Bir pastanın üç otuz paraya satıldığı günlerde 10
yaşında bir çocuk pastaneye girdi. Garson kız hemen koştu... Çocuk sordu: 'Çikolatalı pasta kaç
para ?' '50 Cent.' Çocuk cebinden çıkardığı bozukları saydı. Bir daha
sordu: 'Peki, Dondurma Ne Kadar ?' '35 Cent.' dedi garson kız,
sabırsızlıkla. Dükkanda yığınla müşteri vardı ve kız
hepsine tek başına koşuşturuyordu.Bu çocukla daha ne kadar vakit geçirebilirdi
ki... Çocuk parasını
bir daha saydı ve 'Bir dondurma alabilir miyim, lütfen ?' dedi. Kız
dondurmayı getirdi. Fişi tabağın kenarına koydu ve öteki
masaya koştu.

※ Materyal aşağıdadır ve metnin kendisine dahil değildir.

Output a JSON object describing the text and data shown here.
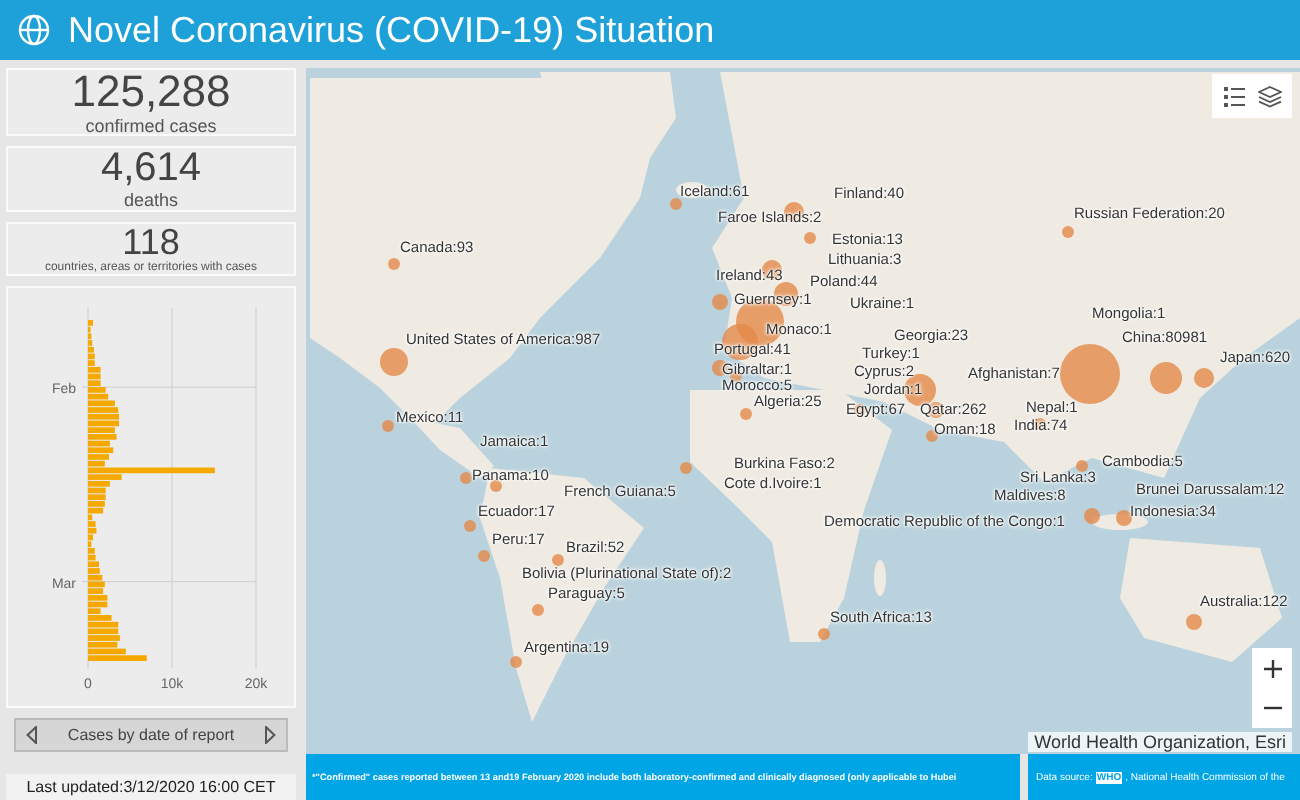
{
  "header": {
    "title": "Novel Coronavirus (COVID-19) Situation"
  },
  "stats": [
    {
      "value": "125,288",
      "label": "confirmed cases"
    },
    {
      "value": "4,614",
      "label": "deaths"
    },
    {
      "value": "118",
      "label": "countries, areas or territories with cases"
    }
  ],
  "chart": {
    "month_labels": [
      "Feb",
      "Mar"
    ],
    "value_labels": [
      "0",
      "10k",
      "20k"
    ]
  },
  "carousel": {
    "label": "Cases by date of report"
  },
  "last_updated": "Last updated:3/12/2020 16:00 CET",
  "map": {
    "labels": [
      {
        "text": "Iceland:61"
      },
      {
        "text": "Faroe Islands:2"
      },
      {
        "text": "Finland:40"
      },
      {
        "text": "Estonia:13"
      },
      {
        "text": "Lithuania:3"
      },
      {
        "text": "Poland:44"
      },
      {
        "text": "Ukraine:1"
      },
      {
        "text": "Ireland:43"
      },
      {
        "text": "Guernsey:1"
      },
      {
        "text": "Monaco:1"
      },
      {
        "text": "Portugal:41"
      },
      {
        "text": "Gibraltar:1"
      },
      {
        "text": "Morocco:5"
      },
      {
        "text": "Algeria:25"
      },
      {
        "text": "Georgia:23"
      },
      {
        "text": "Turkey:1"
      },
      {
        "text": "Cyprus:2"
      },
      {
        "text": "Jordan:1"
      },
      {
        "text": "Egypt:67"
      },
      {
        "text": "Qatar:262"
      },
      {
        "text": "Afghanistan:7"
      },
      {
        "text": "Oman:18"
      },
      {
        "text": "Nepal:1"
      },
      {
        "text": "India:74"
      },
      {
        "text": "Mongolia:1"
      },
      {
        "text": "China:80981"
      },
      {
        "text": "Japan:620"
      },
      {
        "text": "Russian Federation:20"
      },
      {
        "text": "Canada:93"
      },
      {
        "text": "United States of America:987"
      },
      {
        "text": "Mexico:11"
      },
      {
        "text": "Jamaica:1"
      },
      {
        "text": "Panama:10"
      },
      {
        "text": "French Guiana:5"
      },
      {
        "text": "Ecuador:17"
      },
      {
        "text": "Peru:17"
      },
      {
        "text": "Brazil:52"
      },
      {
        "text": "Bolivia (Plurinational State of):2"
      },
      {
        "text": "Paraguay:5"
      },
      {
        "text": "Argentina:19"
      },
      {
        "text": "Burkina Faso:2"
      },
      {
        "text": "Cote d.Ivoire:1"
      },
      {
        "text": "Cambodia:5"
      },
      {
        "text": "Sri Lanka:3"
      },
      {
        "text": "Brunei Darussalam:12"
      },
      {
        "text": "Maldives:8"
      },
      {
        "text": "Indonesia:34"
      },
      {
        "text": "Democratic Republic of the Congo:1"
      },
      {
        "text": "South Africa:13"
      },
      {
        "text": "Australia:122"
      }
    ],
    "attribution": "World Health Organization, Esri"
  },
  "footer": {
    "note": "*\"Confirmed\" cases reported between 13 and19 February 2020 include both laboratory-confirmed and clinically diagnosed (only  applicable to Hubei",
    "source_prefix": "Data source:",
    "source_link": "WHO",
    "source_suffix": ", National Health Commission of the"
  }
}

Çocuk dondurmasını bitirdi. Fişi kasaya ödedi. Garson kız
masayı temizlemek üzere geldiğinde, gözleri doldu birden..Masayı sanki akan
gözyaşları temizleyecekti. Boş dondurma tabağının yanında çocuğun
bıraktığı 15 Cent'lik bahşiş duruyordu..
Dördüncü Ders :
Yolumuzdaki
Engeller...
Eski zamanlarda bir kral,
saraya gelen yolun üzerine kocaman bir kaya koydurmuş, kendisi de pencereye
oturmuştu. Bakalım neler olacak diye gözlüyor... Ülkenin en zengin tüccarları,
en güçlü kervancıları, saray görevlileri birer birer geldiler, sabahtan öğlene
kadar hepsi kayanın etrafından dolaşıp saraya girdiler. Pek çogu kralı yüksek
sesle eleştirdi. Halkından bu kadar vergi alıyor, ama yolları temiz
tutamıyordu. Sonunda bir köylü çıkageldi. Saraya meyve ve sebze
getiriyordu. Sırtındaki küfeyi yere indirdi, iki eli ile kayaya sarıldı ve
ıkına sıkına itmeye başladı. Kan ter içinde kaldı ama, sonunda, kayayı da yolun
kenarına çekti. Tam küfesini yeniden sırtına almak üzereydi ki, kayanın eski
yerinde bir kesenin durduğunu gördü. Açtı... Kese altın doluydu. Bir de
kralın notu vardı içinde... 'Bu altınlar kayayı yoldan çeken kişiye aittir.'
diyordu kral. Köylü, bugün dahi pek çoğumuzun farkında ol madığı bir ders
almıştı. 'Her engel, yaşam koşullarınızı daha iyileştirecek bir
fırsattır.'
Beşinci Ders :
Önemli Olan
Vermektir..
Yıllar önce hastanede çalışırken, ağır hasta bir kız
getirdiler. Tek yaşam şansı, beş yaşındaki kardeşinden acil kan nakli idi. Küçük
oğlan aynı hastalıktan mucizevi bir şekilde kurtulmuş ve kanında o hastalığın
mikroplarını yok eden antikorlar oluşmuştu. Doktor durumu beş yaşındaki
oğlana anlattı ve ablasına kan verip vermeyeceğini sordu. Küçük çocuk bir an
duraksadı. Sonra derin bir nefes aldı ve 'Eğer kurtulacaksa, veririm kanımı'
dedi. Kan nakli yapılırken, ablasının gözlerinin içine bakıyor ve
gülümsüyordu. Kızın yanaklarına yeniden renk gelmeye başlamıştı, ama
küçük çocuğun yüzü de giderek soluyordu... Gülümsemesi de yok oldu. Titreyen
bir sesle doktora sordu : 'Hemen mi öleceğim ?' Ufaklık, doktoru yanlış
anlamıştı, ablasına vücudundaki bütün kanı verip, öleceğini düşünüyordu.